1. A header line beginning with "FAST ALIGNMENT:" to indicate the pair of protein structures aligned. The next line contains a basic description of the alignment. Each field is in the format of "name=value", explained in the following table

L Length, or the number of residue pairs aligned
SX The raw score, or total similarity
SN Normalized score
L1 Number of residues in protein #1
L2 Number of residues in protein #2
RMSD Root-mean-square distance after superposed

Always use the normalized score to measure the significance of an alignment. Usually, SN greater than 1.5 indicates significant structural similarity. The raw score depends heavily on the sizes of the protein structures. As a result, larger proteins tend to produce bigger raw scores by chance.
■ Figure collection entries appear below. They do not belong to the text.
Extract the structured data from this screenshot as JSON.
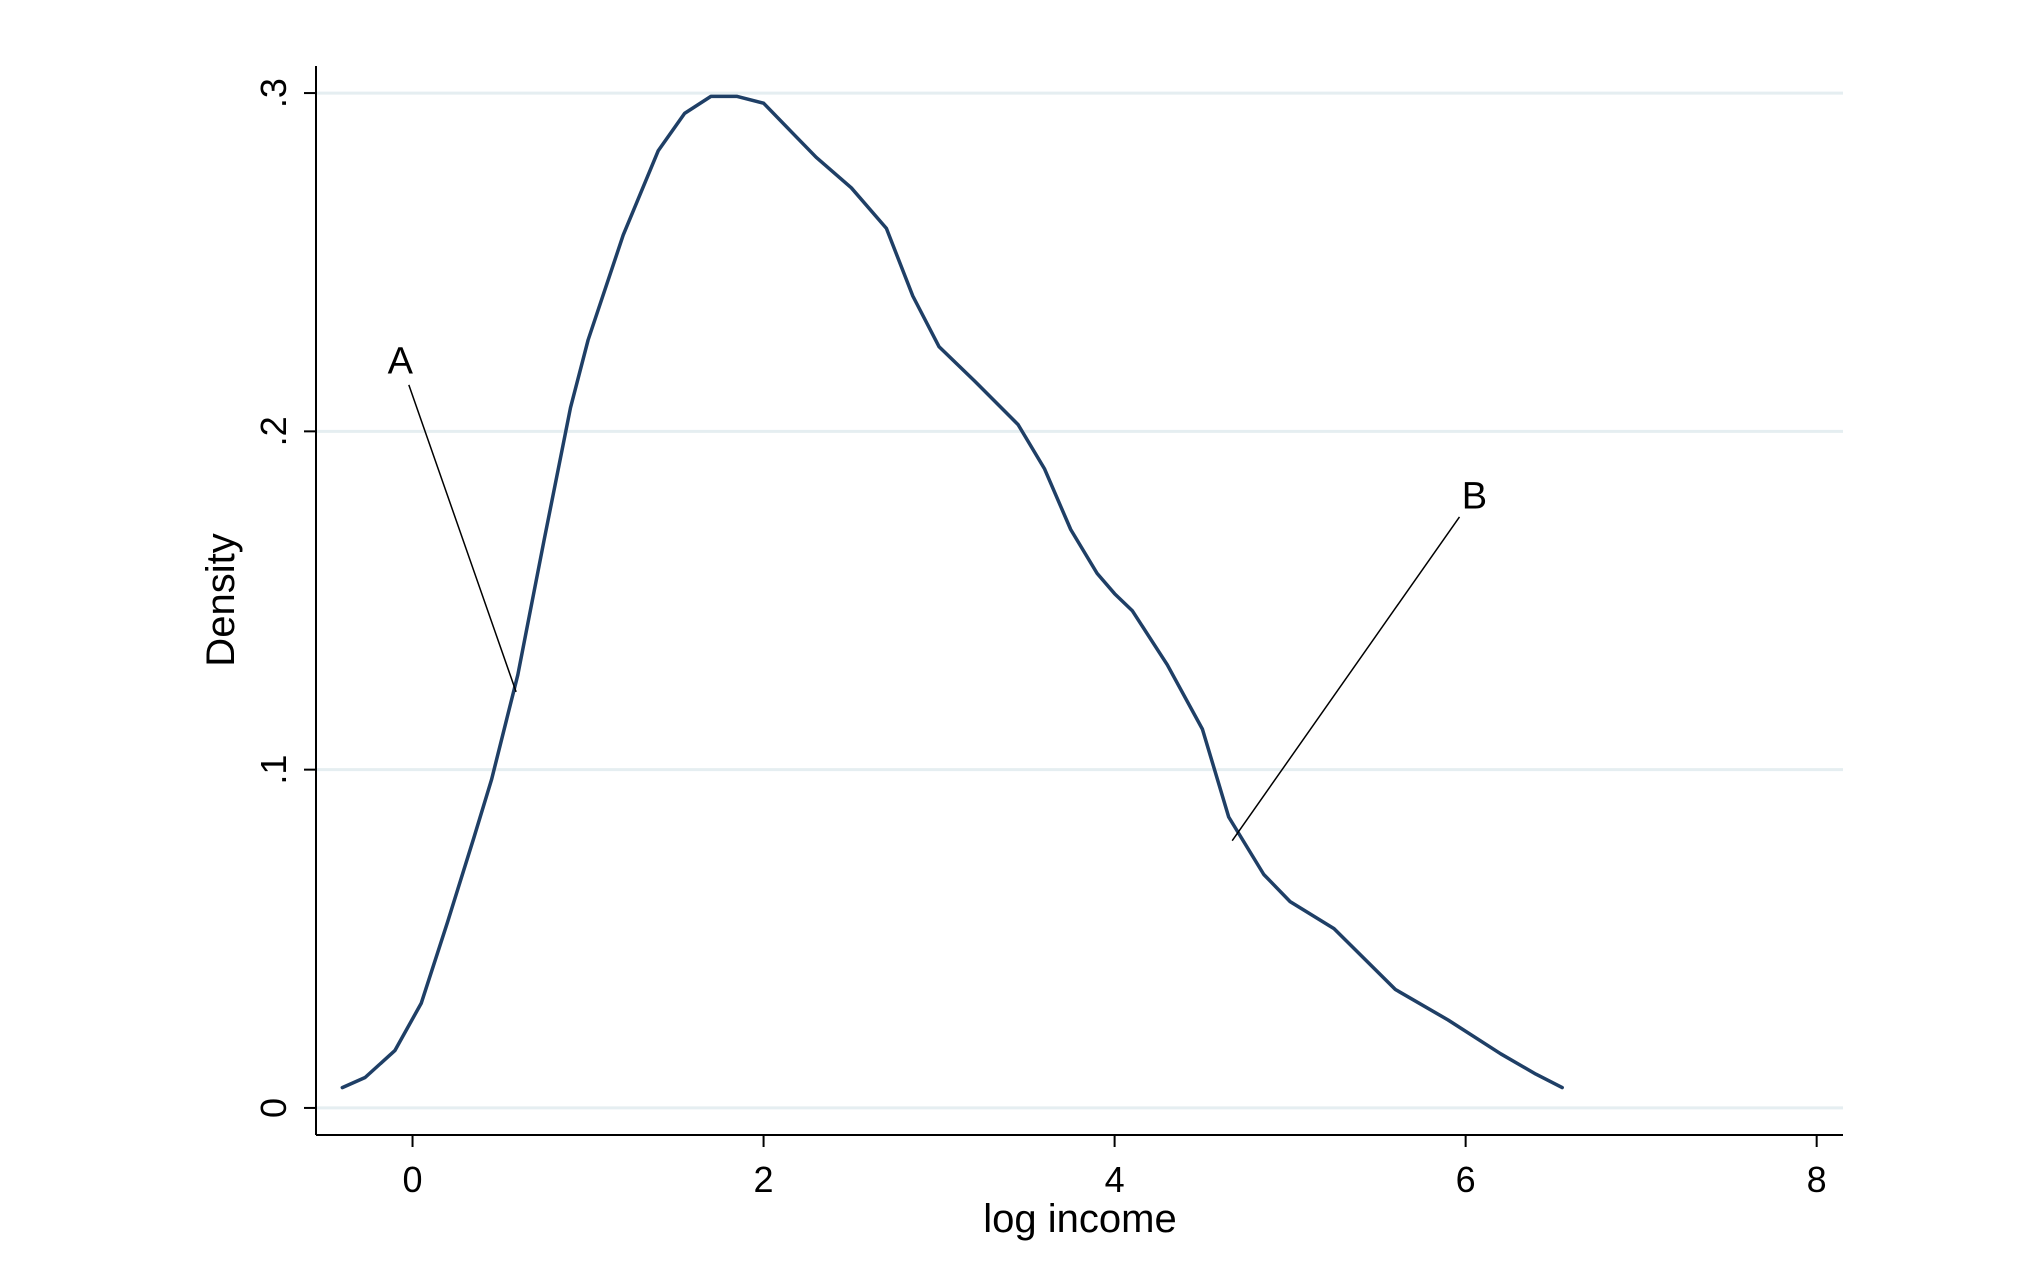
{
  "chart_data": {
    "type": "line",
    "title": "",
    "xlabel": "log income",
    "ylabel": "Density",
    "xlim": [
      -0.55,
      8.15
    ],
    "ylim": [
      -0.008,
      0.308
    ],
    "xticks": [
      0,
      2,
      4,
      6,
      8
    ],
    "xtick_labels": [
      "0",
      "2",
      "4",
      "6",
      "8"
    ],
    "yticks": [
      0,
      0.1,
      0.2,
      0.3
    ],
    "ytick_labels": [
      "0",
      ".1",
      ".2",
      ".3"
    ],
    "grid": true,
    "series": [
      {
        "color": "#1f3f66",
        "x": [
          -0.4,
          -0.27,
          -0.1,
          0.05,
          0.2,
          0.35,
          0.45,
          0.6,
          0.75,
          0.9,
          1.0,
          1.2,
          1.4,
          1.55,
          1.7,
          1.85,
          2.0,
          2.15,
          2.3,
          2.5,
          2.7,
          2.85,
          3.0,
          3.2,
          3.45,
          3.6,
          3.75,
          3.9,
          4.0,
          4.1,
          4.3,
          4.5,
          4.65,
          4.85,
          5.0,
          5.25,
          5.6,
          5.9,
          6.2,
          6.4,
          6.55
        ],
        "y": [
          0.006,
          0.009,
          0.017,
          0.031,
          0.055,
          0.08,
          0.097,
          0.128,
          0.168,
          0.207,
          0.227,
          0.258,
          0.283,
          0.294,
          0.299,
          0.299,
          0.297,
          0.289,
          0.281,
          0.272,
          0.26,
          0.24,
          0.225,
          0.215,
          0.202,
          0.189,
          0.171,
          0.158,
          0.152,
          0.147,
          0.131,
          0.112,
          0.086,
          0.069,
          0.061,
          0.053,
          0.035,
          0.026,
          0.016,
          0.01,
          0.006
        ]
      }
    ],
    "annotations": [
      {
        "text": "A",
        "x": -0.07,
        "y": 0.221,
        "point_x": 0.59,
        "point_y": 0.123
      },
      {
        "text": "B",
        "x": 6.05,
        "y": 0.181,
        "point_x": 4.67,
        "point_y": 0.079
      }
    ],
    "colors": {
      "line": "#1f3f66",
      "grid": "#e5eef1",
      "axis": "#000000",
      "background": "#ffffff"
    }
  }
}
2. The next block displays the structure alignment in a sequence alignment format. Lines beginning with "1:" are for protein #1 and "2:" for protein #2. The alignment ends with a pair of *'s.
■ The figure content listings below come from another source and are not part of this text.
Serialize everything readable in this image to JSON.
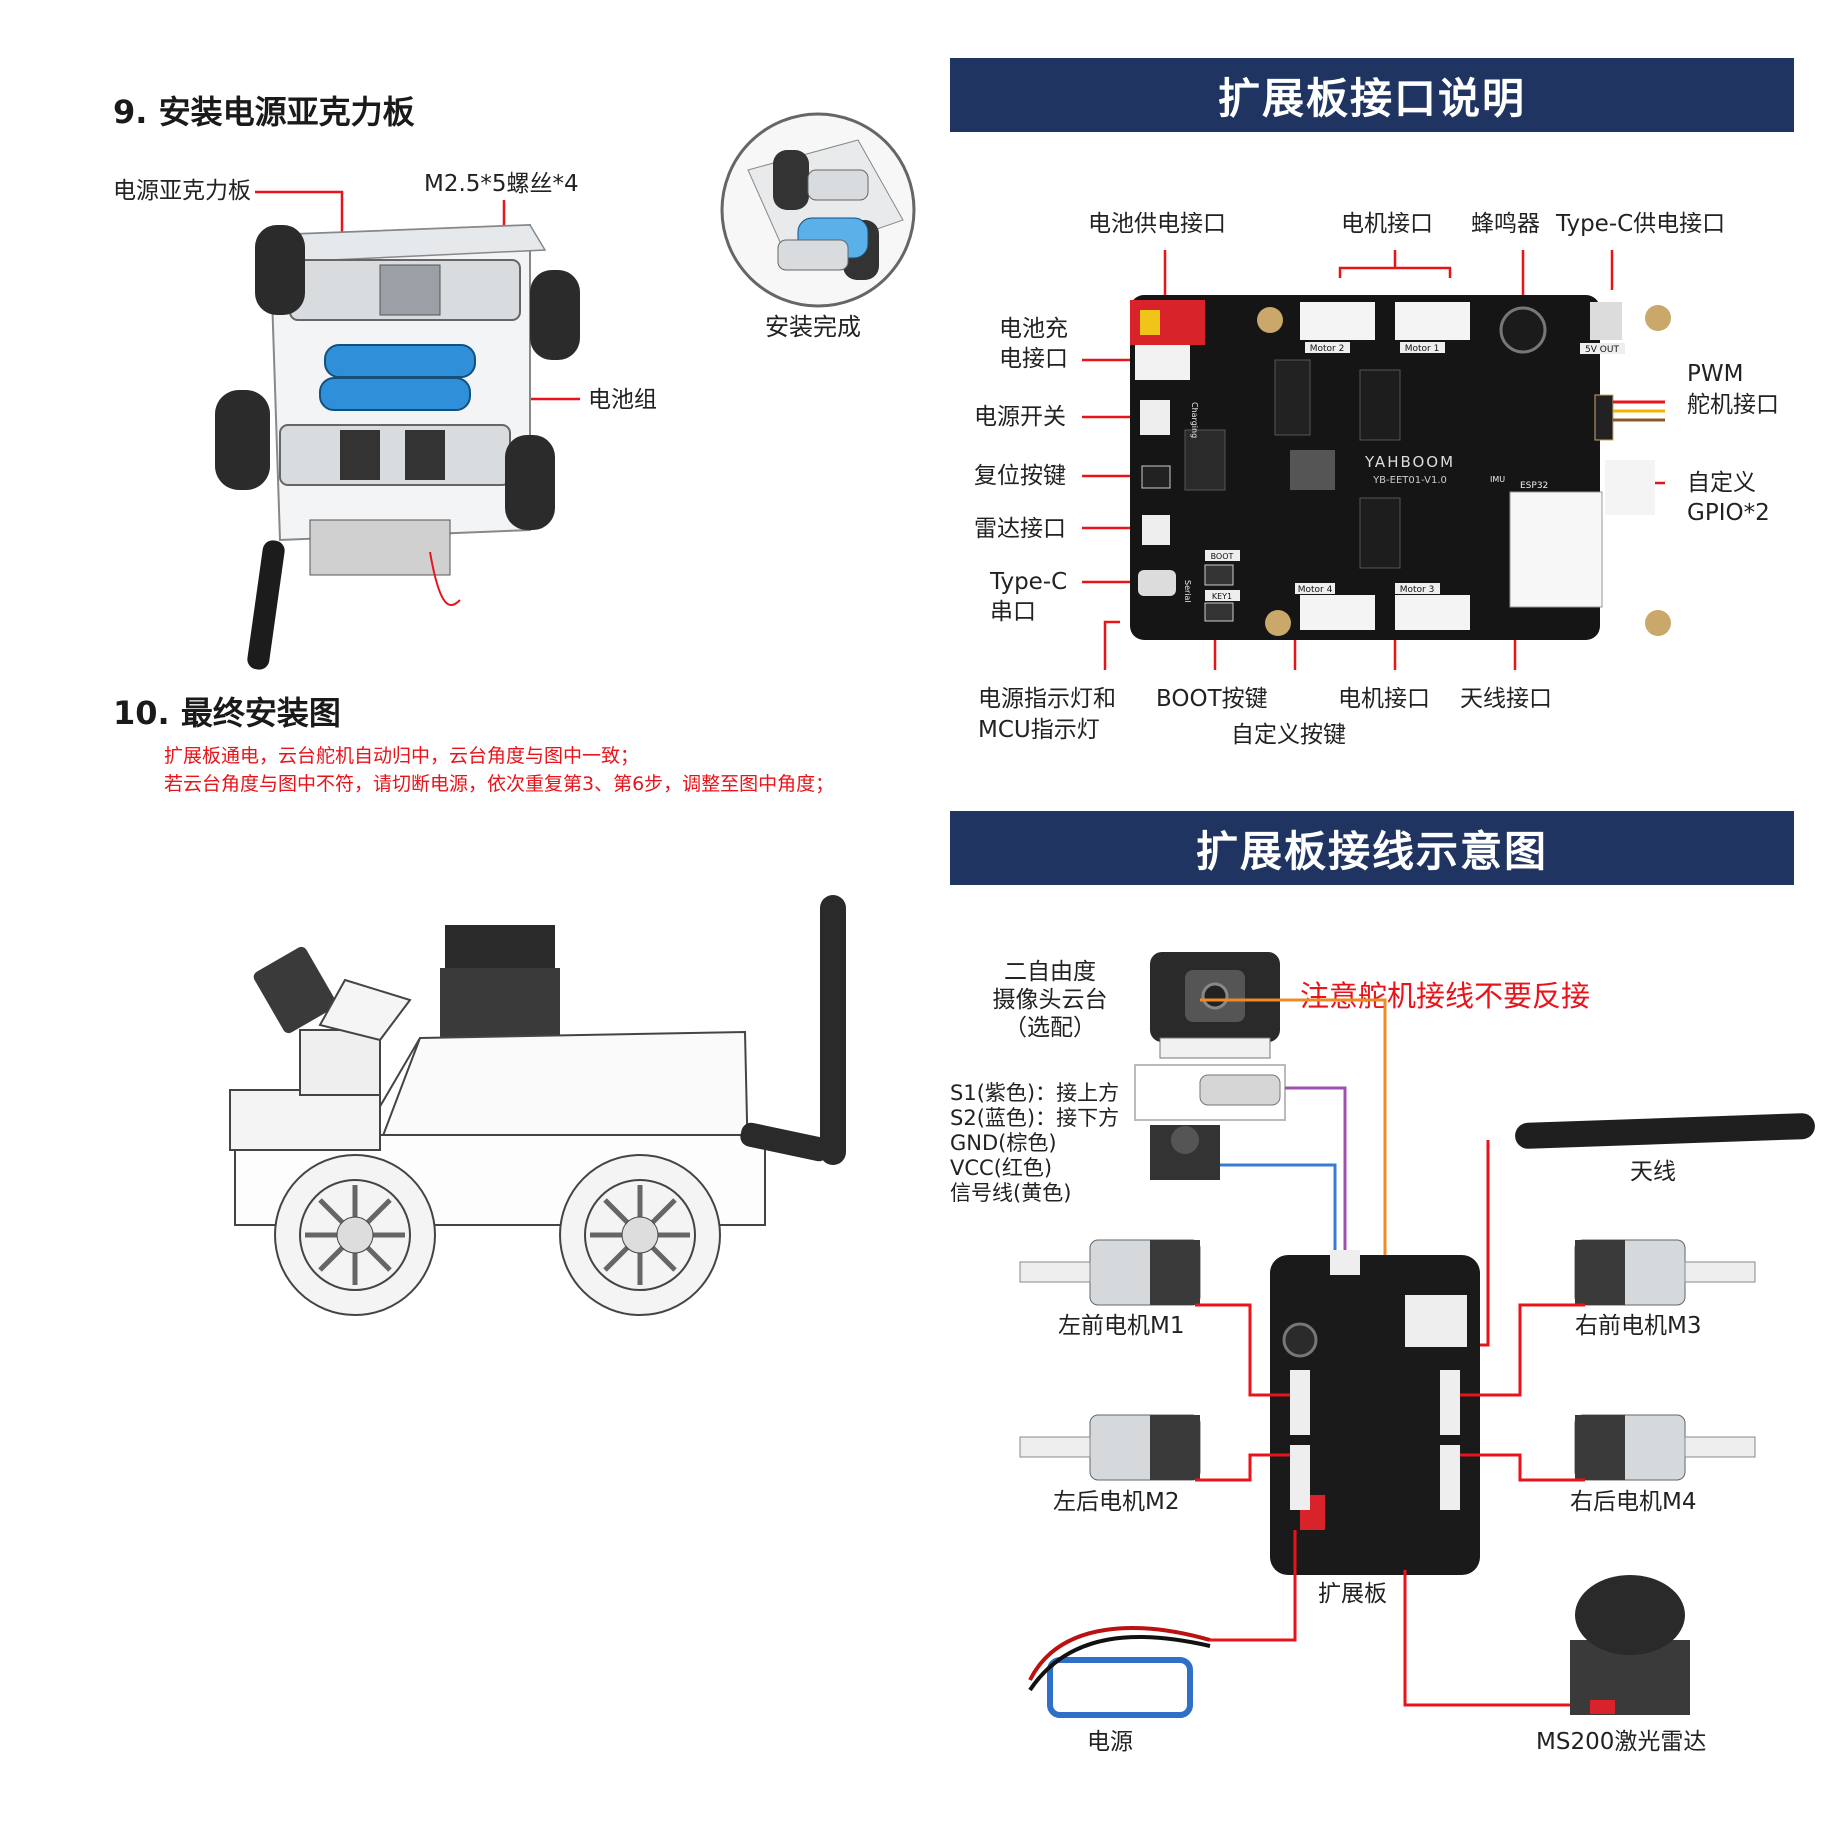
{
  "step9": {
    "title": "9. 安装电源亚克力板",
    "labels": {
      "acrylic_board": "电源亚克力板",
      "screws": "M2.5*5螺丝*4",
      "battery_pack": "电池组",
      "install_done": "安装完成"
    }
  },
  "step10": {
    "title": "10. 最终安装图",
    "notes": [
      "扩展板通电，云台舵机自动归中，云台角度与图中一致；",
      "若云台角度与图中不符，请切断电源，依次重复第3、第6步，调整至图中角度；"
    ]
  },
  "interfaces": {
    "banner": "扩展板接口说明",
    "labels": {
      "battery_power": "电池供电接口",
      "motor_top": "电机接口",
      "buzzer": "蜂鸣器",
      "typec_power": "Type-C供电接口",
      "charging_1": "电池充",
      "charging_2": "电接口",
      "power_switch": "电源开关",
      "reset_key": "复位按键",
      "lidar_port": "雷达接口",
      "typec_serial_1": "Type-C",
      "typec_serial_2": "串口",
      "pwm_1": "PWM",
      "pwm_2": "舵机接口",
      "gpio_1": "自定义",
      "gpio_2": "GPIO*2",
      "indicator_1": "电源指示灯和",
      "indicator_2": "MCU指示灯",
      "boot_key": "BOOT按键",
      "custom_key": "自定义按键",
      "motor_bottom": "电机接口",
      "antenna_port": "天线接口"
    },
    "board_silkscreen": {
      "motor2": "Motor 2",
      "motor1": "Motor 1",
      "motor4": "Motor 4",
      "motor3": "Motor 3",
      "brand": "YAHBOOM",
      "model": "YB-EET01-V1.0",
      "v5_out": "5V OUT",
      "esp32": "ESP32",
      "boot": "BOOT",
      "key1": "KEY1",
      "charging": "Charging",
      "serial": "Serial",
      "imu": "IMU"
    }
  },
  "wiring": {
    "banner": "扩展板接线示意图",
    "warning": "注意舵机接线不要反接",
    "gimbal": [
      "二自由度",
      "摄像头云台",
      "（选配）"
    ],
    "servo_wires": [
      "S1(紫色)：接上方",
      "S2(蓝色)：接下方",
      "GND(棕色)",
      "VCC(红色)",
      "信号线(黄色)"
    ],
    "antenna": "天线",
    "motor_front_left": "左前电机M1",
    "motor_rear_left": "左后电机M2",
    "motor_front_right": "右前电机M3",
    "motor_rear_right": "右后电机M4",
    "board": "扩展板",
    "power": "电源",
    "lidar": "MS200激光雷达"
  },
  "colors": {
    "banner_bg": "#1f3461",
    "accent_red": "#e8141a",
    "wire_purple": "#a050b0",
    "wire_blue": "#3a7bd5",
    "wire_orange": "#f08a24",
    "battery_blue": "#2f8fd8"
  }
}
3. The last block contains lines of aligned residues, one line per pair. For instance, the first line in our example means that "226 THR" in d1bhga1 is paired to "213 PRO" in d1cs6a3.


Visualize the Alignment

To visualize aligned structures, generate a rasmol script using the option "-r <rasmol-script-name>". When running FAST through the web server, just click the link to save the script. Rasmol is a powerful software to display molecular structures. It is freely available here.
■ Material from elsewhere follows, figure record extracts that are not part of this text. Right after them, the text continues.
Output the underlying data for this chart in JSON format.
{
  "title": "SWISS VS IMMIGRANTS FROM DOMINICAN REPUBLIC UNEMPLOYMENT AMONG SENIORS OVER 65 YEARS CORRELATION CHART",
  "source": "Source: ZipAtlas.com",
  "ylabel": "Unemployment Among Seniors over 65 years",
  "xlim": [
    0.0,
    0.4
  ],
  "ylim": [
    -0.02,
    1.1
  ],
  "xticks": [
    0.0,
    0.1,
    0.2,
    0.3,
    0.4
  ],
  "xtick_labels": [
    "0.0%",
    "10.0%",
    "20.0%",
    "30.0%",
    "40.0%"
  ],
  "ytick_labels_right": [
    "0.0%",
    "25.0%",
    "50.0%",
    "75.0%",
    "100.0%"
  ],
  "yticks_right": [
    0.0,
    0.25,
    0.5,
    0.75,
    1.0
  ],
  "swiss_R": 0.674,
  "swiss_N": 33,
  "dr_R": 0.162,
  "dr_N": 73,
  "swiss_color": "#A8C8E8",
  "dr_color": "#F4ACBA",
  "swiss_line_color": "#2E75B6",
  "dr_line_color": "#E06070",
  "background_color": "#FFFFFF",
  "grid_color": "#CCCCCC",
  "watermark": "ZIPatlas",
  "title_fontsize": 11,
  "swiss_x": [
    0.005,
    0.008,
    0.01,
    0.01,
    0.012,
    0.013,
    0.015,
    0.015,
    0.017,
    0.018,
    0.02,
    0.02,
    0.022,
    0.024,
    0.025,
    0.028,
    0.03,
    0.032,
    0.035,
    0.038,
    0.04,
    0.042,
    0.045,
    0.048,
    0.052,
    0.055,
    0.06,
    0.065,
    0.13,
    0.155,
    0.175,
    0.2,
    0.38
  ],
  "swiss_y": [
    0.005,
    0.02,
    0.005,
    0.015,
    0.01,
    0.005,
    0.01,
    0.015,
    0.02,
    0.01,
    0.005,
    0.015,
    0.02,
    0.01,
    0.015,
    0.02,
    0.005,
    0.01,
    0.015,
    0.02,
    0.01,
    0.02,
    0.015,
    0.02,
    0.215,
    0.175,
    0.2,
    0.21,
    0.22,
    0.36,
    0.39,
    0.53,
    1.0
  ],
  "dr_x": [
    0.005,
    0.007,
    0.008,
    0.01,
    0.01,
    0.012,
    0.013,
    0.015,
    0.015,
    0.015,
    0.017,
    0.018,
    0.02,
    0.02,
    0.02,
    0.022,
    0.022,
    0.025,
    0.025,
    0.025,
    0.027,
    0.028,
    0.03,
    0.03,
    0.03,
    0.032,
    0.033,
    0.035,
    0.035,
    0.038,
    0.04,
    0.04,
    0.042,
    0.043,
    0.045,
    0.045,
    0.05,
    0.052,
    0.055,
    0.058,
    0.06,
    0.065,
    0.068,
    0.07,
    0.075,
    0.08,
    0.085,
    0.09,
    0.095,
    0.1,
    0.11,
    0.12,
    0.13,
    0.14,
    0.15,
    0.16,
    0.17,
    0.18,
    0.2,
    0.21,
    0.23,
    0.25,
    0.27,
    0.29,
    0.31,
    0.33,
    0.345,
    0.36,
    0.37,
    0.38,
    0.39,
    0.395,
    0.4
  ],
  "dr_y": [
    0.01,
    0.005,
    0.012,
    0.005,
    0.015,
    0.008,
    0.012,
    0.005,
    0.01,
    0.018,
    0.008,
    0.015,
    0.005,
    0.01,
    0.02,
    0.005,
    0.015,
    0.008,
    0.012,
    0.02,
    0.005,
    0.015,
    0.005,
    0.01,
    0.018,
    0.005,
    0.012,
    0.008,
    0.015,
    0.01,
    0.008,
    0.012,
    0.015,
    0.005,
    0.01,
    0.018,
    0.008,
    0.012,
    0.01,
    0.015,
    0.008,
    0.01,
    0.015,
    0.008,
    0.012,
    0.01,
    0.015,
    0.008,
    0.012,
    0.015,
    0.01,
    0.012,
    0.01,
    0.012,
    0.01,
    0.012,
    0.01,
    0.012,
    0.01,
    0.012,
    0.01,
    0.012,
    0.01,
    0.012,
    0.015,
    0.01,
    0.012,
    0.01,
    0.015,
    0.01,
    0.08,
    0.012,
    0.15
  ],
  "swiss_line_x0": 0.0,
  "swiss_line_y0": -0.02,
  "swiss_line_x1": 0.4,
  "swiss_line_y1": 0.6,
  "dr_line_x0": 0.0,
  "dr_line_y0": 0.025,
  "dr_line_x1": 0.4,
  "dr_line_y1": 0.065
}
Once you have installed Rasmol and have gotten a rasmol script, say align.ras, for your alignment, simply type "rasmol -script align.ras" to view it. The first protein is colored red and the second cyan. The aligned backbone segments are thickened. On Windows systems, the rasmol program is named "rw32b2a.exe". In order to invoke rasmol with the option -script, please type "rw32b2a -script your.script" either in a DOS window or by clicking Start|Run.